How to extract records matching a list of strings?

M

Magritte

I've decided to take the plunge and learn how to use Access 2007. I've set up
a database but am having difficulty with one task.

I have a master table with a unique integer ID and a text name which is
usually unique but technically may not be.

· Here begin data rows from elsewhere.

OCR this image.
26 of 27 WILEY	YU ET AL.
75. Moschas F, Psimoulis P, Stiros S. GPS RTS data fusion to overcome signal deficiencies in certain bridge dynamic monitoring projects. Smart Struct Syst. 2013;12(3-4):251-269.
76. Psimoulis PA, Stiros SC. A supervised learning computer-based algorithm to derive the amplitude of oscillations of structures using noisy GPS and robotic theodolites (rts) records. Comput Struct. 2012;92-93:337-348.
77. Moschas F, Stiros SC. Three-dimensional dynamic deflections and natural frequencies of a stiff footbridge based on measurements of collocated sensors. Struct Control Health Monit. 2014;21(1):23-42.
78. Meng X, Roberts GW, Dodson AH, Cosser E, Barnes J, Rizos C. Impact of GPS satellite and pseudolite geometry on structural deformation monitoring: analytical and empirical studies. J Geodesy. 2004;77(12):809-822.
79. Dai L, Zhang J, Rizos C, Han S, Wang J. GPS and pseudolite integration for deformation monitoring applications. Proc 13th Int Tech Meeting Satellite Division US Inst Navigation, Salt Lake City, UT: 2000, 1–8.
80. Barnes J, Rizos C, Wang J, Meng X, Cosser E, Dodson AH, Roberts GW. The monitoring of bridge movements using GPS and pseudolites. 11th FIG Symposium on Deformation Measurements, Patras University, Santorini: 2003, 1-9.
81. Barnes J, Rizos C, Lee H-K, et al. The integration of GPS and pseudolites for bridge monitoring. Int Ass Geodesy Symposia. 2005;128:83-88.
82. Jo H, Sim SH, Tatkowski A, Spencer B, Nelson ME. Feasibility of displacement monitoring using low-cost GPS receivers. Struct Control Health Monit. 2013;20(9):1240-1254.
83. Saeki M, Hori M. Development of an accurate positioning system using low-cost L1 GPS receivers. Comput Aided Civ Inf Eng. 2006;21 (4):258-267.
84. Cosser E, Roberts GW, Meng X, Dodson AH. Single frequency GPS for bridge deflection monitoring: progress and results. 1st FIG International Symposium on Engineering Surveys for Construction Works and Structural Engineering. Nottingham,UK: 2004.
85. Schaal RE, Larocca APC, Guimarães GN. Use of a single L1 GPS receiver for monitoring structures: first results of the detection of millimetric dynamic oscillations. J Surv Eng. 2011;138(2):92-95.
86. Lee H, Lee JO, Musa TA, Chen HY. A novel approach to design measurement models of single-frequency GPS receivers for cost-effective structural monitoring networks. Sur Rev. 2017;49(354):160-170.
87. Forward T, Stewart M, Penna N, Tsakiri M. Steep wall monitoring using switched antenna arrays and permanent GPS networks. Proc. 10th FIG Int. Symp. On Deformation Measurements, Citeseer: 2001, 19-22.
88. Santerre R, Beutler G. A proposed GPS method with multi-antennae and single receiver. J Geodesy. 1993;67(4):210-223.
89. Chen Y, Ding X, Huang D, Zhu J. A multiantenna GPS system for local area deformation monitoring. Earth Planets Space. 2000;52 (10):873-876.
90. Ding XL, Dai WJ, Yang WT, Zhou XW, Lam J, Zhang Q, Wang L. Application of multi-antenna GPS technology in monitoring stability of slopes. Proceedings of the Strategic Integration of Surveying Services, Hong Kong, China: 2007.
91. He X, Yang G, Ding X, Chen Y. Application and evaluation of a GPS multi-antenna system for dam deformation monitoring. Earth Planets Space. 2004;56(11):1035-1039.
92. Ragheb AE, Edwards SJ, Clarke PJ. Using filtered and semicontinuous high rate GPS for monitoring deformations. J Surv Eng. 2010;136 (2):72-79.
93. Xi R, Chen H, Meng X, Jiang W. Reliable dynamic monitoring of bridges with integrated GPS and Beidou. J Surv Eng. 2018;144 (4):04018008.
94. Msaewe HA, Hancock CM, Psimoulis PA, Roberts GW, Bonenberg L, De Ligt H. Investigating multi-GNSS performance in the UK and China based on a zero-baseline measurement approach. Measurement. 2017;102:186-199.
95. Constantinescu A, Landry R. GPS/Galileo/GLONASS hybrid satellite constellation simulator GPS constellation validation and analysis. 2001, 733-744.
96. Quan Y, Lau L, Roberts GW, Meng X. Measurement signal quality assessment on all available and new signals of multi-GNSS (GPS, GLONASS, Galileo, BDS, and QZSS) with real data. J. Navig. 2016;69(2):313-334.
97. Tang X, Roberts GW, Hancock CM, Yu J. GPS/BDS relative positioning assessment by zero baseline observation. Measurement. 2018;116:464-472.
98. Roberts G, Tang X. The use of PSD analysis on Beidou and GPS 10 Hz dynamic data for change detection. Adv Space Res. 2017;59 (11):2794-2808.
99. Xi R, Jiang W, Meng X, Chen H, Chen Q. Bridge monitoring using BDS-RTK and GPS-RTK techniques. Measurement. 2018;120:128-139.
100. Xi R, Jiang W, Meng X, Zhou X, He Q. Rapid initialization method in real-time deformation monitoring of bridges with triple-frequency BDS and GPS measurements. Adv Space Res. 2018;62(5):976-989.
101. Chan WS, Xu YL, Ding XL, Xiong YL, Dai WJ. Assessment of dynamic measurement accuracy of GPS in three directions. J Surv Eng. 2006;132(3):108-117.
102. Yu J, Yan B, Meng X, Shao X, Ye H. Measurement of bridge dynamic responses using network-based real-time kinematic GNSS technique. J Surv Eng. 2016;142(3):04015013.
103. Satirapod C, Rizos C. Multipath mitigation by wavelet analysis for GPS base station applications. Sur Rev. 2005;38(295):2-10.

I have a separate list of names. I want to know which names in the second
list are or are not present in the master table, and for those that are
present, what are the unique IDs?

The second list of strings may match exactly the string in the master table,
or may match exactly but have a different case, or may be a subset of the
string inthe master table. I'd like to find all 3 cases. Where the match is a
substring, I'd like to find all strings in the master table that contain that
substring.

My first attempt was just to create a new table with a single field being a
text field, and each record holding one of the strings in the second list. I
then created a query containing the ID and name in the master table, and the
string in the second table, and creating a join between the string in the
second table and the string in the master table, with an arrow pointing
towards the master table.

And the result: no matches.

I then modified a few of the strings in the second table so that they
matcched exactly (including case) some record in the master table. But still
no matches.

So I'm at a loss as to how to get the result I'm looking for. Am I going
about this completely the wrong way or is there some little thing I'm not
doing?

Thanks for your help!
 
D

Dirk Goldgar

Magritte said:
I've decided to take the plunge and learn how to use Access 2007. I've set
up
a database but am having difficulty with one task.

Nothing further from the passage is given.